The system organisation

Organisation of the penitentiary system

There are three main types of detention centres: • remand prisons (maisons d’arrêt (MA)) for people waiting for their court date, or for those with short sentences (up to two years); • detention centres (centres de détention (CD)) for people serving medium and long sentences, with a prison regime focused on preparation for release; • maximum security prisons (maisons centrales (MC)), for long-term sentences with a stricter prison regime.

Day-leave centres (centres de semi-libertés (CSL)) and the Adjusted Sentence Centres (centres pour peines aménagées (CPA) are detention centres specifically focused on release. They are for those whose sentences have been adjusted.

The penitentiary centres (centres pénitentaire, CP) include at least two of the three categories of the previously mentioned facilities (MA, CD, MC, CSL and/or CPA). Women are separated from men, and minors from adults (see section on female and child inmates.

** —Public-Private Partnerships**

The construction and management of new facilities are shared with the private sector. On 1 January 2017, 58 facilities were under delegated management.

The private sector is responsible for the day-to-day operations: food services, accommodations, training, work, maintenance. For the past several years it has also been in charge of family visits. The penitentiary administration is responsible for the management, the surveillance, the registry (follow-up of imprisonment), probation and re-integration.

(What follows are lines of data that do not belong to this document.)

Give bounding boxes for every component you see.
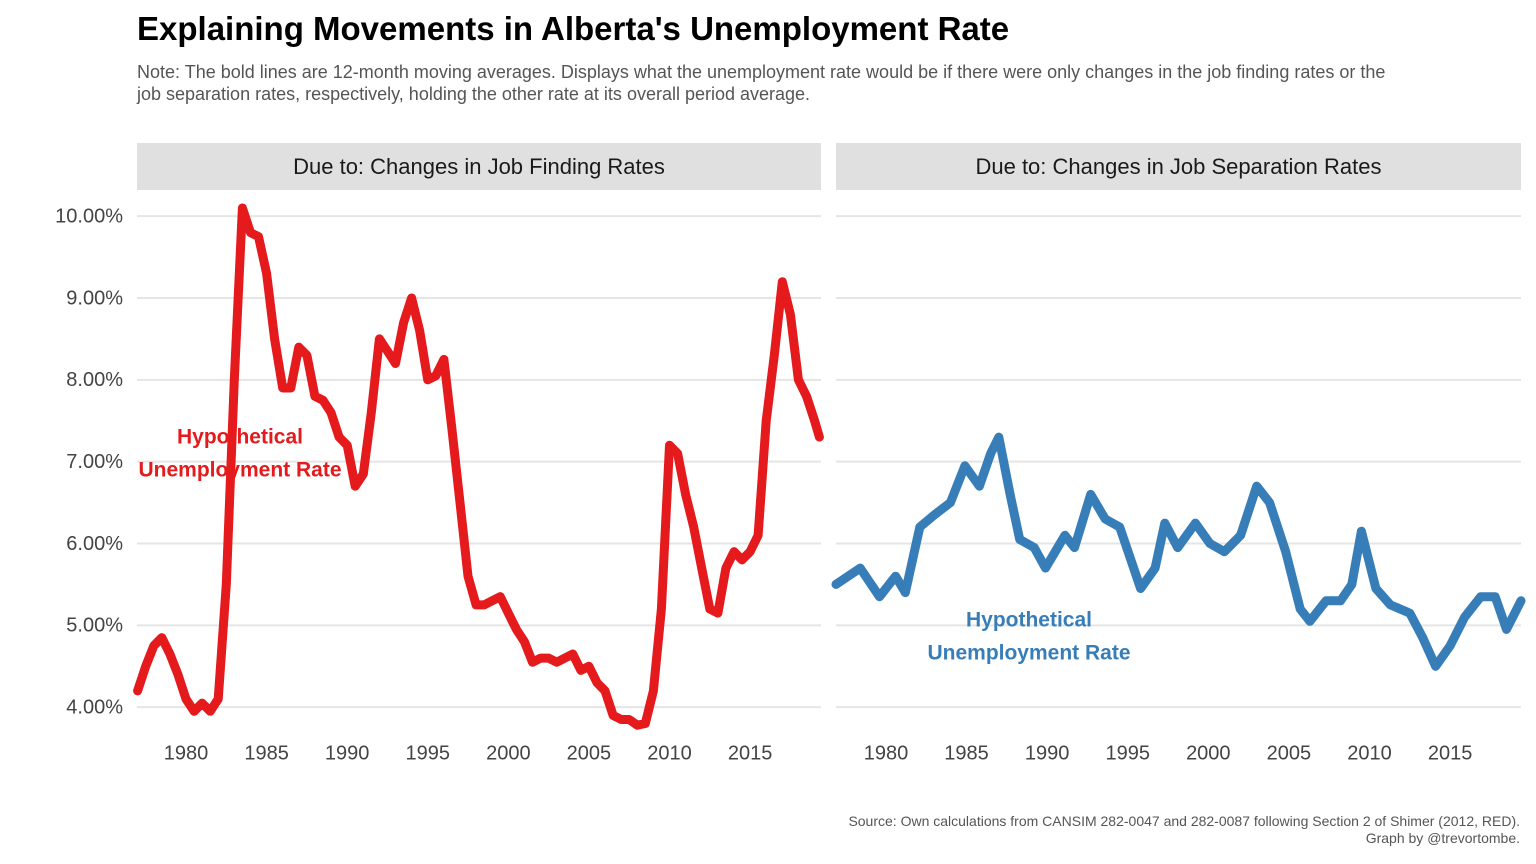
title: Explaining Movements in Alberta's Unempl… (137, 10, 1010, 47)
y-tick-label: 9.00% (66, 287, 123, 309)
x-tick-label: 1980 (164, 742, 209, 764)
x-tick-label: 2010 (1347, 742, 1392, 764)
annotation: Hypothetical (966, 609, 1092, 632)
y-tick-label: 10.00% (55, 205, 123, 227)
y-tick-label: 6.00% (66, 533, 123, 555)
caption: Graph by @trevortombe. (1365, 830, 1520, 846)
x-tick-label: 2005 (567, 742, 612, 764)
x-tick-label: 1980 (864, 742, 909, 764)
annotation: Hypothetical (177, 426, 303, 449)
y-tick-label: 7.00% (66, 451, 123, 473)
x-tick-label: 2010 (647, 742, 692, 764)
series-line (133, 203, 824, 730)
x-tick-label: 2015 (728, 742, 773, 764)
facet-title: Due to: Changes in Job Separation Rates (975, 154, 1381, 179)
x-tick-label: 2000 (1186, 742, 1231, 764)
facet-title: Due to: Changes in Job Finding Rates (293, 154, 665, 179)
x-tick-label: 1990 (325, 742, 370, 764)
annotation: Unemployment Rate (138, 459, 341, 482)
series-line (831, 432, 1526, 671)
subtitle: Note: The bold lines are 12-month moving… (137, 62, 1386, 104)
facet-strip (836, 143, 1521, 190)
x-tick-label: 1995 (405, 742, 450, 764)
x-tick-label: 2015 (1428, 742, 1473, 764)
y-tick-label: 5.00% (66, 615, 123, 637)
facet-strip (137, 143, 821, 190)
caption: Source: Own calculations from CANSIM 282… (848, 813, 1520, 829)
x-tick-label: 1995 (1105, 742, 1150, 764)
x-tick-label: 1990 (1025, 742, 1070, 764)
x-tick-label: 2000 (486, 742, 531, 764)
y-tick-label: 8.00% (66, 369, 123, 391)
x-tick-label: 1985 (244, 742, 289, 764)
x-tick-label: 2005 (1267, 742, 1312, 764)
annotation: Unemployment Rate (927, 642, 1130, 665)
y-tick-label: 4.00% (66, 696, 123, 718)
x-tick-label: 1985 (944, 742, 989, 764)
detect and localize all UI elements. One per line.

Recent constructions were carried out by public private partnerships (PPP). PPPs may seem to be economically advantageous in terms of public financing in the short term, yet they are regularly questioned. In December 2017, the Court of Auditors presented a report which was highly critical of resorting to PPPs, saying that “it would be wise in the future not to resort to PPPs for building prison facilities” and that “the additional costs for the modification work conducted during the construction and the rigidity of the PPPs, which slows down the adaptations needed by the prison public service, are the kind of thing that makes you question the relevance of resorting to these contracts”.